Le choc est encore palpable à Bogotá. Samedi 7 juin 2025, Miguel Uribe Turbay, 39 ans, sénateur et candidat conservateur à l’élection présidentielle de 2026, a été grièvement blessé par balles alors qu’il s’adressait à ses partisans dans le quartier populaire de Fontibón. Touché à trois reprises, dont deux fois à la tête, l’homme politique est actuellement dans un état critique. L’attentat, filmé en direct, a bouleversé une Colombie qui croyait en avoir fini avec les fantômes de la violence politique.

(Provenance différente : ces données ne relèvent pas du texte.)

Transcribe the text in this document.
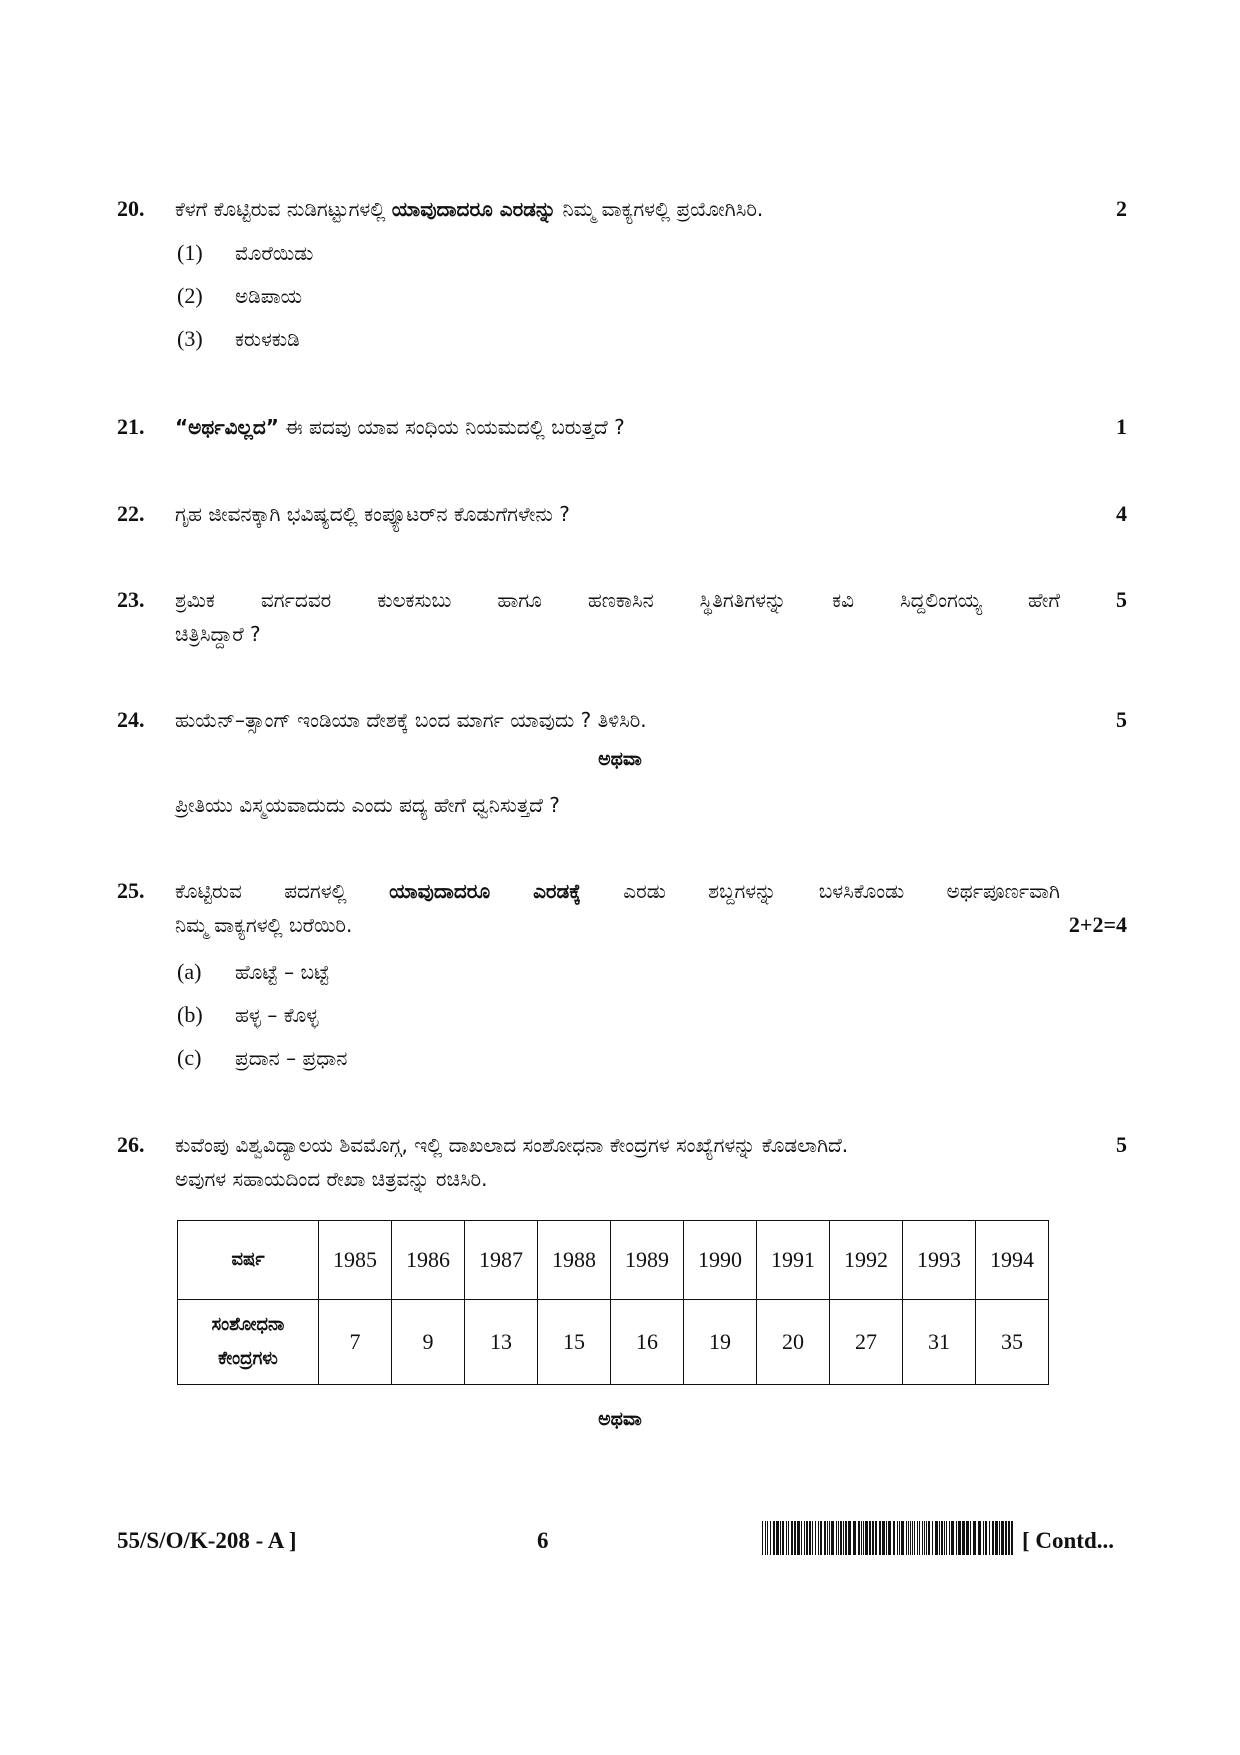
20. ಕೆಳಗೆ ಕೊಟ್ಟಿರುವ ನುಡಿಗಟ್ಟುಗಳಲ್ಲಿ ಯಾವುದಾದರೂ ಎರಡನ್ನು ನಿಮ್ಮ ವಾಕ್ಯಗಳಲ್ಲಿ ಪ್ರಯೋಗಿಸಿರಿ.	2
(1) ಮೊರೆಯಿಡು
(2) ಅಡಿಪಾಯ
(3) ಕರುಳಕುಡಿ
21. “ಅರ್ಥವಿಲ್ಲದ” ಈ ಪದವು ಯಾವ ಸಂಧಿಯ ನಿಯಮದಲ್ಲಿ ಬರುತ್ತದೆ ?	1
22. ಗೃಹ ಜೀವನಕ್ಕಾಗಿ ಭವಿಷ್ಯದಲ್ಲಿ ಕಂಪ್ಯೂಟರ್‌ನ ಕೊಡುಗೆಗಳೇನು ?	4
23. ಶ್ರಮಿಕ ವರ್ಗದವರ ಕುಲಕಸುಬು ಹಾಗೂ ಹಣಕಾಸಿನ ಸ್ಥಿತಿಗತಿಗಳನ್ನು ಕವಿ ಸಿದ್ದಲಿಂಗಯ್ಯ ಹೇಗೆ
ಚಿತ್ರಿಸಿದ್ದಾರೆ ?
5
24. ಹುಯೆನ್–ತ್ಸಾಂಗ್ ಇಂಡಿಯಾ ದೇಶಕ್ಕೆ ಬಂದ ಮಾರ್ಗ ಯಾವುದು ? ತಿಳಿಸಿರಿ.	5
ಅಥವಾ
ಪ್ರೀತಿಯು ವಿಸ್ಮಯವಾದುದು ಎಂದು ಪದ್ಯ ಹೇಗೆ ಧ್ವನಿಸುತ್ತದೆ ?
25. ಕೊಟ್ಟಿರುವ ಪದಗಳಲ್ಲಿ ಯಾವುದಾದರೂ ಎರಡಕ್ಕೆ ಎರಡು ಶಬ್ದಗಳನ್ನು ಬಳಸಿಕೊಂಡು ಅರ್ಥಪೂರ್ಣವಾಗಿ
ನಿಮ್ಮ ವಾಕ್ಯಗಳಲ್ಲಿ ಬರೆಯಿರಿ.	2+2=4
(a) ಹೊಟ್ಟೆ – ಬಟ್ಟೆ
(b) ಹಳ್ಳ – ಕೊಳ್ಳ
(c) ಪ್ರದಾನ – ಪ್ರಧಾನ
26. ಕುವೆಂಪು ವಿಶ್ವವಿದ್ಯಾಲಯ ಶಿವಮೊಗ್ಗ, ಇಲ್ಲಿ ದಾಖಲಾದ ಸಂಶೋಧನಾ ಕೇಂದ್ರಗಳ ಸಂಖ್ಯೆಗಳನ್ನು ಕೊಡಲಾಗಿದೆ.
ಅವುಗಳ ಸಹಾಯದಿಂದ ರೇಖಾ ಚಿತ್ರವನ್ನು ರಚಿಸಿರಿ.
5
ವರ್ಷ	1985	1986	1987	1988	1989	1990	1991	1992	1993	1994

ಸಂಶೋಧನಾ
ಕೇಂದ್ರಗಳು	7	9	13	15	16	19	20	27	31	35
ಅಥವಾ
55/S/O/K-208 - A ]	6	[ Contd...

Une scène d’horreur en plein meeting
Il était environ 17h quand des coups de feu ont retenti. Sur l’estrade, Miguel Uribe venait d’évoquer sa volonté de “rétablir l’ordre et la confiance dans les institutions”. En quelques secondes, son corps s’effondre. L’agresseur, un adolescent d’à peine 15 ans, est rapidement maîtrisé par les forces de l’ordre. L’arme, une Glock d’origine américaine, a été introduite illégalement dans le pays. Selon les premiers éléments de l’enquête, le tireur aurait été rémunéré pour l’acte. La précarité, une nouvelle fois, se révèle complice du chaos.
Une figure montante de la droite colombienne
Miguel Uribe n’est pas un inconnu. Petit-fils de l’ancien président Julio César Turbay et fils de la journaliste Diana Turbay, morte en captivité après son enlèvement par le cartel de Medellín en 1991, il incarne une droite républicaine et familiale, attachée aux valeurs d’ordre, de méritocratie et d’économie libérale. Avocat formé à Harvard, il est devenu sénateur en 2022, sous l’étiquette du Centre démocratique, parti fondé par l’ex-président Álvaro Uribe (sans lien de parenté direct).
Candidat déclaré à l’élection présidentielle de 2026, il s’était imposé comme l’alternative la plus crédible face à la gauche de Gustavo Petro. Son discours, s’il séduisait les classes moyennes urbaines, irritait aussi une partie des jeunesses populaires, fatiguées des élites et de leur déconnexion supposée.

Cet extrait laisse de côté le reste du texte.